ホームの柏に復調の兆しが見られる。リーグ戦再開後は3連敗と大きく出遅れたが、現在は2連勝中と状態は上向き。前々節・湘南戦をオルンガの2ゴールと仲間 隼斗の加入後初ゴールによって3-2で制し、連敗を止めた。続く前節・浦和戦では、完全アウェイの埼玉スタジアム2002に乗り込んでの戦いとなったが、GK中村 航輔のファインセーブやDF陣の踏ん張りにより無失点で耐えしのぐと、ヒシャルジソンの今季初ゴールを皮切りにオルンガと仲間がそろって2試合連続でネットを揺らし、最後は神谷 優太の加入後初ゴールで締めくくった。
この勝利にネルシーニョ監督は「試合に向けてトレーニングからプランどおりにやってきたことが出た結果」と満足気な表情を浮かべ、「いまはコロナウイルスでリスクの高い年齢と言われているけど、70歳の誕生日を勝利で終えることができてうれしく思っている」と自身の古希を勝利で祝った。
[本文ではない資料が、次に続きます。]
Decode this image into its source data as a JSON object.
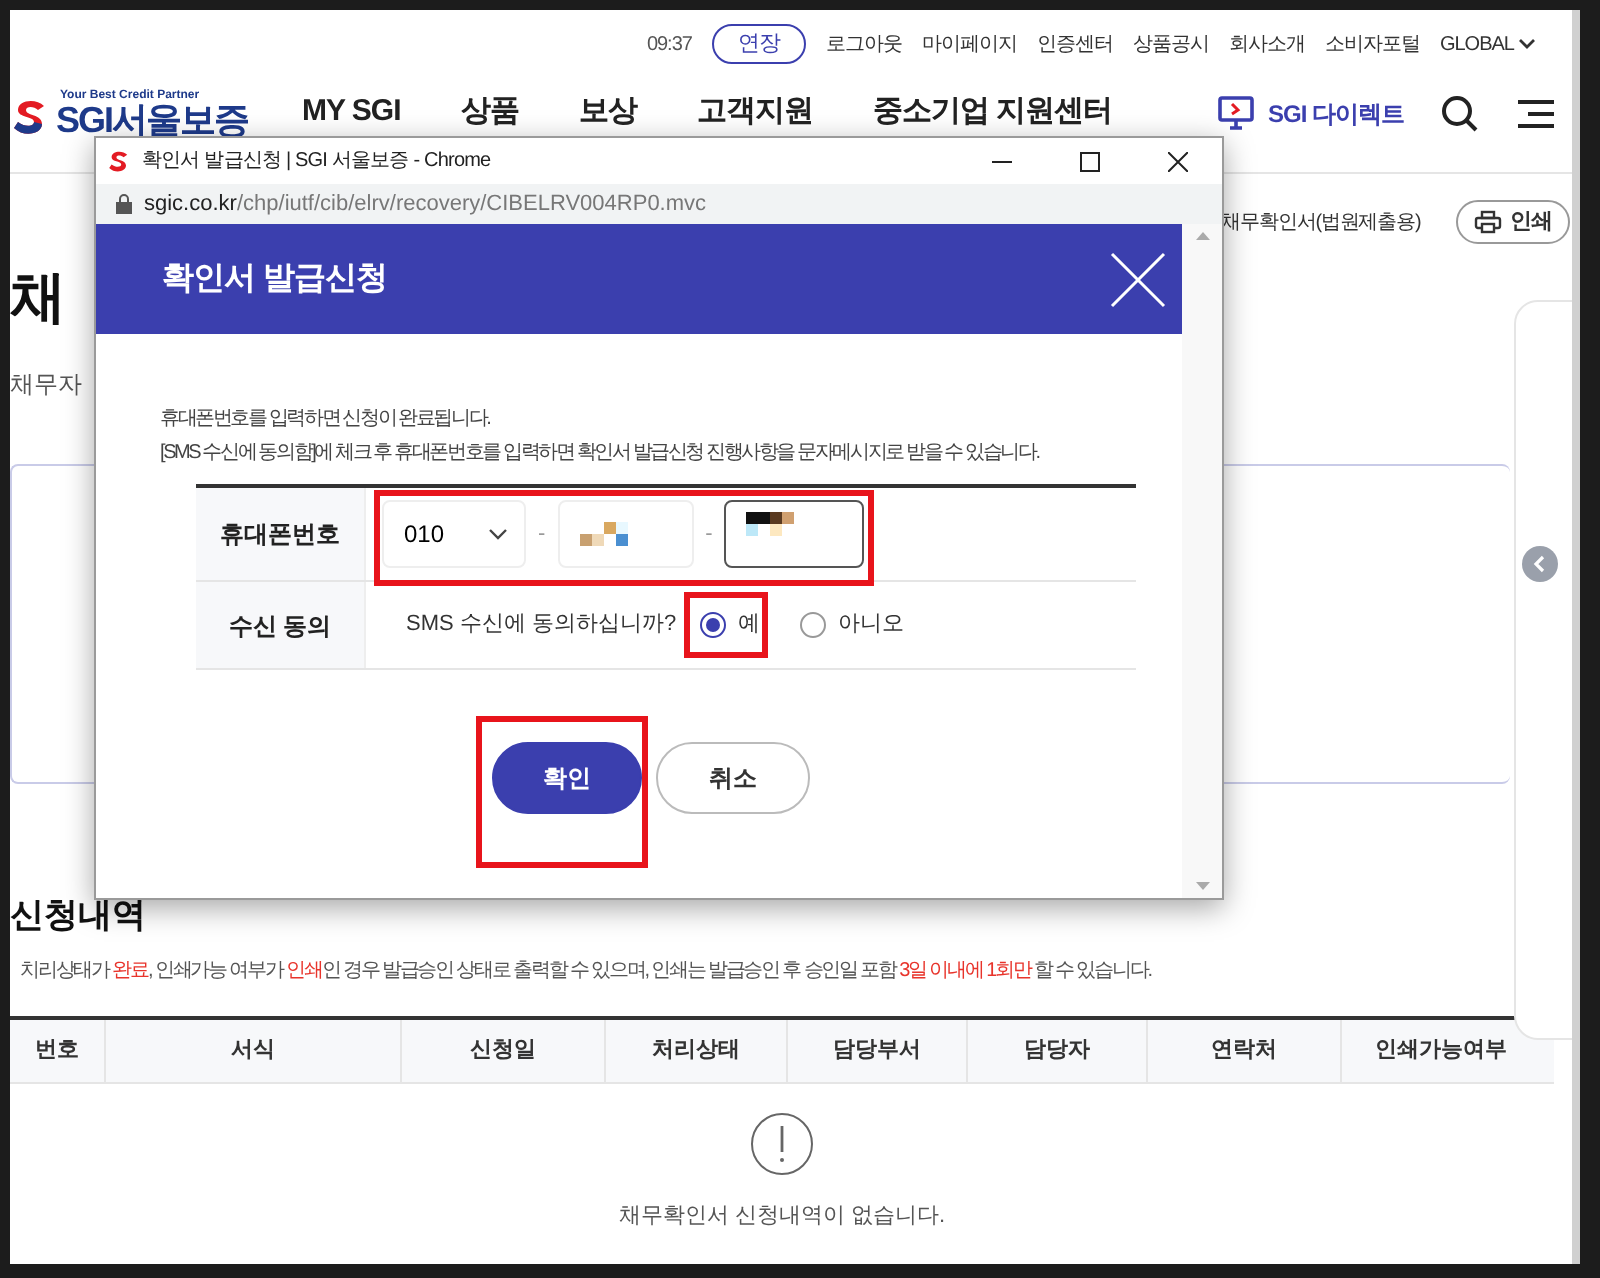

リーグ戦再開後から常々ネルシーニョ監督が口にしていたように、試合を重ねるごとにコンディションが上がってきた柏の選手たち。浦和戦を見ても、前半の苦しい時間帯では、そこを悪いなりに受け入れ、無失点で戦おうとする姿勢が見て取れた。そして、自分たちに流れを引き寄せたところで立て続けに得点。3連敗中の時期とは異なり、チームとしての戦い方にも安定感や統一感が戻ってきた印象だ。
この試合は中3日で続いた3連戦の3試合目となり、疲労度は増していると思うが、勝点3という結果に結びついているだけにスタメンの大きな変更は考えにくい。CBでコンビを組む高橋 祐治と大南 拓磨や左SBの三丸 拡、2列目の仲間や神谷といったフレッシュな選手たちが好プレーを披露し、結果を残していることもチームにとって明るい材料である。
ホームで連勝を『3』に伸ばし、3連敗の借りを返すとともに上位追撃の態勢を整え、8月も続く連戦に備えたい。
対して、仙台は現在4試合勝ちなし。再開初戦こそ白星を飾ったが、そこから2分2敗となかなか勝点を積み上げられていない。
特にホームで戦っていたここ2試合は試合運びに拙さが目立つ。前々節・札幌戦では先制点を奪い、相手に退場者が出て、追加点を奪うという理想的な展開でゲームが進んでいたのにもかかわらず、2点目の直後に1点を返されると、後半アディショナルタイムにCKから失点して勝点2を失った。さらに前節・川崎F戦でも前半に長沢 駿と道渕 諒平が今季初ゴールを決め、2点をリードして前半を折り返した。しかし、58分から68分の10分間に3失点を喫して逆転負けとなった。
5試合ぶりの勝利に向けては守備の安定が必須。ここまで全試合でゴールは奪えており、攻撃には手ごたえがあるだけに、リードを奪ったあとの試合運びをチームとしていま一度見直したい。